Quick Comparison Guide:

AspectNakiriSantoku
UsageUsed only for chopping vegetables and lighter foodsIt is an all-purpose knife. Used to cut vegetables and meat
Blade DesignIt has a rectangular formIt has a curved and bent shape
Chopping MotionUp down chopping motionSlicing and dicing motion
SizeThe blade is up to five inches longIt is smaller than Nakiris
SharpnessIt has a Ryoba edge modelIt has a Ryoba and Kataba edge
WeightThey are heavierThese are lighter

FAQs

How Do You Use A Nakiri Or Santoku To Cut Safely?

While cutting, be sure your chopping board does not shift. Put a small cloth beneath your board to keep it secure.

If you’re learning a new cutting method, take your time and practice at a suitable pace. Never store the knife in a cabinet with other tools, mainly if the blade is held up.

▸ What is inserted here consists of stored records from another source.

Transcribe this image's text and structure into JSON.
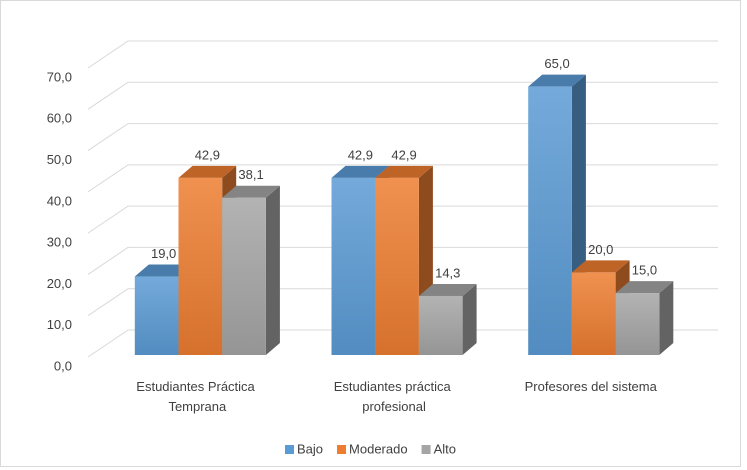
{
  "chart_data": {
    "type": "bar3d",
    "categories": [
      "Estudiantes Práctica Temprana",
      "Estudiantes práctica profesional",
      "Profesores del sistema"
    ],
    "series": [
      {
        "name": "Bajo",
        "color": "#5b9bd5",
        "values": [
          19.0,
          42.9,
          65.0
        ],
        "value_labels": [
          "19,0",
          "42,9",
          "65,0"
        ]
      },
      {
        "name": "Moderado",
        "color": "#ed7d31",
        "values": [
          42.9,
          42.9,
          20.0
        ],
        "value_labels": [
          "42,9",
          "42,9",
          "20,0"
        ]
      },
      {
        "name": "Alto",
        "color": "#a5a5a5",
        "values": [
          38.1,
          14.3,
          15.0
        ],
        "value_labels": [
          "38,1",
          "14,3",
          "15,0"
        ]
      }
    ],
    "ylim": [
      0,
      70
    ],
    "yticks": [
      {
        "value": 0,
        "label": "0,0"
      },
      {
        "value": 10,
        "label": "10,0"
      },
      {
        "value": 20,
        "label": "20,0"
      },
      {
        "value": 30,
        "label": "30,0"
      },
      {
        "value": 40,
        "label": "40,0"
      },
      {
        "value": 50,
        "label": "50,0"
      },
      {
        "value": 60,
        "label": "60,0"
      },
      {
        "value": 70,
        "label": "70,0"
      }
    ],
    "grid": true,
    "legend": "bottom"
  }
}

Can A Nakiri Replace Cleaver?

Nakiri is very different from a cleaver. It is used in Japanese cooking to finely slice vegetables and produce textures that are impossible to achieve with a French chef knife. This knife’s edge is often short and broad, similar to an usuba or Santoku blade.

How To Grab A Nakiri?

You must hold a Nakiri in the same manner as a standard kitchen knife. The advantage of Nakiris is that their bent blade allows them to swing back and forth on food rather than slicing through them as other blades. They’re ideal for cutting little bits of onion or shredding ginger because of this.

The Final Verdict:

Is it necessary to have both knives in your kitchen? The quick answer is no. You may use Santoku blades for a variety of tasks. A double-edged Santoku knife can do all of the functions of a Nakiri, plus a lot more. 

A Nakiri knife is a speciality knife that excels at one task: cutting vegetables and fruit. The Nakiri’s key benefits are speed and homogeneity. You can rapidly chop vegetables with their flat side and square blade; you don’t need to move the knife to finish each cut. 

You also obtain clean, consistent cuts every time since the flat edge makes a full impact with the chopping board.

If you’re a vegan or vegetarian, a Nakiri might be a valuable addition to a more extensive set that comprises a Santoku or chef’s knife.

If you want an all-purpose blade with a little more skill than a chef’s knife, a Santoku is a way to go. Buy a Nakiri if you’re going to add a knife to your collection mainly made for chopping vegetables!